In the final analysis, one of the most important factors of the Franklin County pilot project is the active leadership provided by the County Executive. On March 4, 1996, The Winchester Herald Chronicle published an op-ed article by the County Executive, Clint Williams, entitled "My View: Franklin County Future Seen as Still Undefined." In this article, the County Executive voiced his concern over the cumulative impacts of several major projectsthe widening of Highway 41-A, construction of a new Wal-Mart Super Center, construction of the new Nissan facilityand how these projects would create a strain on schools and local services. He made a strong and compelling case for continued emphasis on long-range planning in Franklin County, and called for more citizen involvement in the process. In essence, this pilot demonstrates the importance of executive support for effective conservation planning and implementation.

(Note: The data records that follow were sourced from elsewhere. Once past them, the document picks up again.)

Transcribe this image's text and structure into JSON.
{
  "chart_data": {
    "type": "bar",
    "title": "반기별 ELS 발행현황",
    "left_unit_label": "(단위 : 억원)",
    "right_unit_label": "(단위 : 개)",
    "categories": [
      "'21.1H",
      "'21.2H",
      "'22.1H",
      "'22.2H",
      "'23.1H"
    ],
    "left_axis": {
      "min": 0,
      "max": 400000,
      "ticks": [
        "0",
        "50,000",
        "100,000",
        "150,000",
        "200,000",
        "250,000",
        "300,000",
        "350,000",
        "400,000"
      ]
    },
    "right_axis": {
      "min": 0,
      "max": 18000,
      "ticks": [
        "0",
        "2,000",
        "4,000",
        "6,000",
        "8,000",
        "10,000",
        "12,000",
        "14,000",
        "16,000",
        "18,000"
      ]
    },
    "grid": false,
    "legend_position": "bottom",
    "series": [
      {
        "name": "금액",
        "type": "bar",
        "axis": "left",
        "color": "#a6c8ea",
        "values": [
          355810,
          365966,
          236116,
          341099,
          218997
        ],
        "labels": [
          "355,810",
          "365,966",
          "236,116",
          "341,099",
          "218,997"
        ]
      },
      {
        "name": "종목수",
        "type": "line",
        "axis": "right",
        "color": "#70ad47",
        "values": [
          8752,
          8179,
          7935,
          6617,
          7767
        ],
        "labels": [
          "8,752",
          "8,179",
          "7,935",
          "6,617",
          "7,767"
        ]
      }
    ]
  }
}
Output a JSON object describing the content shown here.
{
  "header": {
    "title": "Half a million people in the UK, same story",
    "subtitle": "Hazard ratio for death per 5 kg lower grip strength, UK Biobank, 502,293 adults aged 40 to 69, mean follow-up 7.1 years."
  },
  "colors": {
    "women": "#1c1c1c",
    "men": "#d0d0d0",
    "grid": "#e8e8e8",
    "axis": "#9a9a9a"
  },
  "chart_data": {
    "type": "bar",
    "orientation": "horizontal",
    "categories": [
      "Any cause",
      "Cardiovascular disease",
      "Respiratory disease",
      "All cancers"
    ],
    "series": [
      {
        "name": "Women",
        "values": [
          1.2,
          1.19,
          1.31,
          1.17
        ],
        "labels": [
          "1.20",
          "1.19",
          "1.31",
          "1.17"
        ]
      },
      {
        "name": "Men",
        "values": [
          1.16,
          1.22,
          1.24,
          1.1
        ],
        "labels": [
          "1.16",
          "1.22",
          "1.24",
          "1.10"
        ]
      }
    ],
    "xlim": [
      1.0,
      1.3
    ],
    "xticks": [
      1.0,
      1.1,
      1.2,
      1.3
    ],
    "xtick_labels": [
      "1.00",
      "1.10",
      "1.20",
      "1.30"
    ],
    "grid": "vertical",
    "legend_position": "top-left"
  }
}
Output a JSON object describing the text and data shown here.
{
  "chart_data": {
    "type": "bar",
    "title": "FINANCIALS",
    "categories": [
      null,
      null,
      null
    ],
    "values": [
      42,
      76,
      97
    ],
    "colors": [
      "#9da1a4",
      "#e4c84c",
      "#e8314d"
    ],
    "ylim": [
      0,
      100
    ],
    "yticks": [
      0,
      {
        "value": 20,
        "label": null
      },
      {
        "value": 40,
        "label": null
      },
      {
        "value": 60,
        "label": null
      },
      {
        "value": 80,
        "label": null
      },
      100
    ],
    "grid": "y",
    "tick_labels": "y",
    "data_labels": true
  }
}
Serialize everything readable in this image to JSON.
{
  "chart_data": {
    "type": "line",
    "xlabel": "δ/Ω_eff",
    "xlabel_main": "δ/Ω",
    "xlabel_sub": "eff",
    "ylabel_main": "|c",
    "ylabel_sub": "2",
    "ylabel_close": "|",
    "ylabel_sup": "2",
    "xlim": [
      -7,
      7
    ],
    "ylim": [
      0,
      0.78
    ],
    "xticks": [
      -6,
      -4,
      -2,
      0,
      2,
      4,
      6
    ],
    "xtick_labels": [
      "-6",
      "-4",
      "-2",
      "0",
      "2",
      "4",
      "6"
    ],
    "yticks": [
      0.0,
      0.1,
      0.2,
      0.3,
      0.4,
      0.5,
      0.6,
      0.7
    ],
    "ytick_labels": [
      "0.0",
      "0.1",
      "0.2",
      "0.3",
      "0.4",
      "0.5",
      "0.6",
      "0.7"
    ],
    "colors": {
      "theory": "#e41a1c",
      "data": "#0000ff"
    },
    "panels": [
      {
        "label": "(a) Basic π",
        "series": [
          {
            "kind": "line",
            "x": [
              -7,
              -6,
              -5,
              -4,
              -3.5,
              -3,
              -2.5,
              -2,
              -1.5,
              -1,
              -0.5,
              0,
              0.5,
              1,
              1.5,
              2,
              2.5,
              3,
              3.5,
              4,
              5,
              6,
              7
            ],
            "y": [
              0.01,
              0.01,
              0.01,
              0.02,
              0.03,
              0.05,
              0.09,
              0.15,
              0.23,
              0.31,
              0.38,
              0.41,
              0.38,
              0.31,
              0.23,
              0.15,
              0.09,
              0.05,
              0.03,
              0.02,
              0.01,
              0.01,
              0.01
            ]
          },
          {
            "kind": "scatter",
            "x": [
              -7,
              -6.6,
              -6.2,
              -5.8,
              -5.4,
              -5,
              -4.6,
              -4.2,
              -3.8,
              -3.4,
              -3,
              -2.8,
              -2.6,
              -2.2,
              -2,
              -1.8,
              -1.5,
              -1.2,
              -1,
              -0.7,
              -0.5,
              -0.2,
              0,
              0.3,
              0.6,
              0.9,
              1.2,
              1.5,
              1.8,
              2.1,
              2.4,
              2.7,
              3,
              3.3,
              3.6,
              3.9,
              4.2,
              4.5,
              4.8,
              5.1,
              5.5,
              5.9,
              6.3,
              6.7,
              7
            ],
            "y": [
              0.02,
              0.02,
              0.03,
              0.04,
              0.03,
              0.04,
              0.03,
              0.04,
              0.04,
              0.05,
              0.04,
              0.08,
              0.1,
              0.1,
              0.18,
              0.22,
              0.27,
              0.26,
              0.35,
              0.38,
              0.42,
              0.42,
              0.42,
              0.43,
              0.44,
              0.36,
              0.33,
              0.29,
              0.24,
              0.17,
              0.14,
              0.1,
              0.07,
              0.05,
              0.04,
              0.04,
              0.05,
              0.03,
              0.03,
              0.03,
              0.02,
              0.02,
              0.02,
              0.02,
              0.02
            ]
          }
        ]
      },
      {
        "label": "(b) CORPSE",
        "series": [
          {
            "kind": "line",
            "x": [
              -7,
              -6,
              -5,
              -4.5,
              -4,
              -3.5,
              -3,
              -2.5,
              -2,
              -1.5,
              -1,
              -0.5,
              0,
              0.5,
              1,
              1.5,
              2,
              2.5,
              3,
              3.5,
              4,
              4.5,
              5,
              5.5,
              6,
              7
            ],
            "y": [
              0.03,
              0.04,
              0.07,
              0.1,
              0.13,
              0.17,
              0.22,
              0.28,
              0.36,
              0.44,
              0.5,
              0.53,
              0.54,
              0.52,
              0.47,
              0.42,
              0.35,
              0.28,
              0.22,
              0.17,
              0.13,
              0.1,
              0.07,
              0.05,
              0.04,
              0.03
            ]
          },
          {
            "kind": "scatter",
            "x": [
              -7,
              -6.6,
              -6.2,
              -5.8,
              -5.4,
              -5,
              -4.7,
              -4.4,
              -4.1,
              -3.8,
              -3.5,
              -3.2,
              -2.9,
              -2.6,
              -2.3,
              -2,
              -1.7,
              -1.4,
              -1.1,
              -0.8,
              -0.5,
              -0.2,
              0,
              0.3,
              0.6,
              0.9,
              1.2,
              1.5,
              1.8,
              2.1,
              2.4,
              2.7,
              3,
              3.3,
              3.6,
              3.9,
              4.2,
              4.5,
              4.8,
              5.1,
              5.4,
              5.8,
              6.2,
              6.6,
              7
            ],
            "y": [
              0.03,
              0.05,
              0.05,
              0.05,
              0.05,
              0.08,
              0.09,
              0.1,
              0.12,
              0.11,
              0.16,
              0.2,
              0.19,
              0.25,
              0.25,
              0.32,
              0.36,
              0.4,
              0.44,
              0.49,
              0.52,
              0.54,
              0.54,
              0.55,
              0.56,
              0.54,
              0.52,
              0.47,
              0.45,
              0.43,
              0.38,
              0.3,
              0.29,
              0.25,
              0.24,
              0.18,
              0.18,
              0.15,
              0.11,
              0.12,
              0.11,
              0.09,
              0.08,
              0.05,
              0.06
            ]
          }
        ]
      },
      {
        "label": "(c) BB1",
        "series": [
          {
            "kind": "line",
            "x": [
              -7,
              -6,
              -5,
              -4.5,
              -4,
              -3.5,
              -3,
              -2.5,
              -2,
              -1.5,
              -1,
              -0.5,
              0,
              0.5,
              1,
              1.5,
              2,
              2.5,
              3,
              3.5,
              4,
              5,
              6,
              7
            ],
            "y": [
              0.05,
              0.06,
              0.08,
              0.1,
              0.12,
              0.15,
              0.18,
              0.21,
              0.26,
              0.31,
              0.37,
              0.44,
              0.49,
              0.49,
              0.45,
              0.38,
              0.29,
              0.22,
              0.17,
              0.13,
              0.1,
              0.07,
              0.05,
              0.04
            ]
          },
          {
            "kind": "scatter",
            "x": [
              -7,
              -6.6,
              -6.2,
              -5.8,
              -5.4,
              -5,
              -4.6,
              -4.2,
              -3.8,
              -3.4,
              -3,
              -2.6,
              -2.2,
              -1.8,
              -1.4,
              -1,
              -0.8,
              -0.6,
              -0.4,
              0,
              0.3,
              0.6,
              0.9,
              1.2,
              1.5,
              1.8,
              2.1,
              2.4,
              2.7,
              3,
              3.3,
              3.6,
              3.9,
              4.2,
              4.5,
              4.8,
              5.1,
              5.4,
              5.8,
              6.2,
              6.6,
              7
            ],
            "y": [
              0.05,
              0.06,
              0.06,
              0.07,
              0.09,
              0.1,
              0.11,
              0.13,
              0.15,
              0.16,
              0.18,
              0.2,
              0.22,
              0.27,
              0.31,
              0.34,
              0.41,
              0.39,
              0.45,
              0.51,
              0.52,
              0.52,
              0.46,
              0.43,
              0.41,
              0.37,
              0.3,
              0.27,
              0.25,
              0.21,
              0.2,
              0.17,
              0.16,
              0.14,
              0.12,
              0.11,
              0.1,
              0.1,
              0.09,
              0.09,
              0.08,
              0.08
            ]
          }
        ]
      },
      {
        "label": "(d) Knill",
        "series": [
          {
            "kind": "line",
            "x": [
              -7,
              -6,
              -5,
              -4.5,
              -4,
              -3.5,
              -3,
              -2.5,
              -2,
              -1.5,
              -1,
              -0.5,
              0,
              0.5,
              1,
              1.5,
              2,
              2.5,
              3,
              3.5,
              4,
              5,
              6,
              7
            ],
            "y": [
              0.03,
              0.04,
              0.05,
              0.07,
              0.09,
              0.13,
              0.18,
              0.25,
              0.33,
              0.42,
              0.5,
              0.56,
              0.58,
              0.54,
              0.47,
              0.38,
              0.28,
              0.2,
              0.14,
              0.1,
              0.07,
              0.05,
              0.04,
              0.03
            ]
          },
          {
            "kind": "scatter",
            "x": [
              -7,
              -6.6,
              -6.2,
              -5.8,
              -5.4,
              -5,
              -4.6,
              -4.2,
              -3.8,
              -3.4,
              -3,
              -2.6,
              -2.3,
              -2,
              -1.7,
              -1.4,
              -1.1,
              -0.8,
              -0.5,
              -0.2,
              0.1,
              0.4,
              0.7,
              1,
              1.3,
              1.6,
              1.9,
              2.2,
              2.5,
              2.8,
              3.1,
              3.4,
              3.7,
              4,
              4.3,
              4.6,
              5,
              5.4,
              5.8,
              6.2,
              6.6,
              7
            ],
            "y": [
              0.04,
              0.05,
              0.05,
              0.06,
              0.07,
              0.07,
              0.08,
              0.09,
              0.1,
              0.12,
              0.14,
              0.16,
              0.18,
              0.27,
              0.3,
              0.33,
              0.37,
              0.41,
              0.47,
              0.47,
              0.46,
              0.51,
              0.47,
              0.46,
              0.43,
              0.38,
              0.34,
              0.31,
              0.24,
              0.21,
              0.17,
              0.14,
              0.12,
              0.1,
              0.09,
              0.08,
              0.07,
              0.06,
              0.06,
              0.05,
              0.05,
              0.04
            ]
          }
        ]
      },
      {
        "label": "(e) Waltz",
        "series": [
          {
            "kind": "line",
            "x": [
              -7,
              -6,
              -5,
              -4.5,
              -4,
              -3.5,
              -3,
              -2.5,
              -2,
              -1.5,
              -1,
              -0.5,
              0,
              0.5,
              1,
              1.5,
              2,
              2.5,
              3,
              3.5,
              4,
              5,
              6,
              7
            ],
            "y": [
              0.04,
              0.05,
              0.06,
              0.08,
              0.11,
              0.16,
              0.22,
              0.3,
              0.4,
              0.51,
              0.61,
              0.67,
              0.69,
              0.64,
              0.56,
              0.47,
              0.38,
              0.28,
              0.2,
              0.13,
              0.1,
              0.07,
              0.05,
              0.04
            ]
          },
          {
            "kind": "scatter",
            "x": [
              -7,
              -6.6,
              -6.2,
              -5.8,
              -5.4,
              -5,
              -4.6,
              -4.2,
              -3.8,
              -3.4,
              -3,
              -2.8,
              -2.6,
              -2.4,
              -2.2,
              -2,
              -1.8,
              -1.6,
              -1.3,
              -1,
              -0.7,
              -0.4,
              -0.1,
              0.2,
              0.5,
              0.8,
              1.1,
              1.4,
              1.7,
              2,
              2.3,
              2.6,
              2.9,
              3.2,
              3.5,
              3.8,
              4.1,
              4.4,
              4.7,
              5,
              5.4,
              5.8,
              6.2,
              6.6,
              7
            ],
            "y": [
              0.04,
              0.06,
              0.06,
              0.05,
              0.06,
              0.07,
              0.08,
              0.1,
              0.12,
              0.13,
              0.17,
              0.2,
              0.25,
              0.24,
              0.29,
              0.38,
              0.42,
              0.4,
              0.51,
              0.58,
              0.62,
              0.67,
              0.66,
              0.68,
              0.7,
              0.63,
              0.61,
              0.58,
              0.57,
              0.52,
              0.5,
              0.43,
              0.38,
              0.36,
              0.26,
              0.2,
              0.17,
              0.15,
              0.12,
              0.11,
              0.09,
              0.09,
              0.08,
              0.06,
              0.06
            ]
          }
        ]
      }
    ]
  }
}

Pilot Project # 2 Fayette County
Fayette County, located in southwestern Tennessee, is in the immediate path of residential and commercial expansion from Memphis and Shelby County. The county, with eight incorporated towns and a total population of 33,000, is typical of many "outer tier" predominantly rural counties that are facing development pressures from nearby urban centers. As new residents move in, new demands are placed on the schools and county infrastructure. New residents often arrive with value systems that conflict with third- and fourth-generation county residents (conservation versus pro-growth and development). Issues related to conservation of biodiversity can become entangled in the politics and dynamics of conflicting value systems. The Wolf River Conservancy, a nongovernment organization (NGO) devoted to conserving the Wolf River (which runs through Shelby and Fayette counties), has become a focal point in the debate over development and biodiversity-related issues in the region.
Against this backdrop, the local leadership in this pilot project has come from the Fayette County Consolidated Office of Planning and Development. The county is experiencing relatively rapid growth and officials have two tools to direct and manage growth and development: 1) a Land Use Plan and county-wide zoning (Fayette is one of 30 counties in Tennessee with county-wide zoning); and 2) extension of water and sewer service, which enables the planning staff to manage direction and density of growth. Only 15% of the county population is on sewer, and zoning regulations require a one-acre minimum lot size if a septic tank must be used. While the Plan enumerates land use goals in only the broadest terms (e.g., "protection of agricultural land"), it serves as the logical vehicle for integrating future policies and initiatives related to conservation of biodiversity in Fayette County. To date, the strategy of the Tennessee Conservation League has been to encourage the formation of a citizens group in Fayette County that can work with TCL and the Wolf River Conservancy to educate and otherwise influence Fayette County government on issues related to conservation, quality of life values, and the availability of map-based information that can be used in goal setting and strategy formulation. The goal is to develop a county-wide conservation plan that complements the communitys comprehensive plan.
To support this effort, the Tennessee GAP data are being provided to the Fayette County Office of Planning and Development by the Tennessee Wildlife Resources Agency for planning purposes. Assistance from the National GAP Program is being provided to the county in the appropriate use of the data and in facilitating citizen input in the conservation planning process. Central to the success of this pilot is the demonstrated enthusiasm of the county government and the cooperation of NGOs. In the meantime, the immediate challenge is to educate residents and generate support for conservation planning in this county, which is undergoing a significant transition.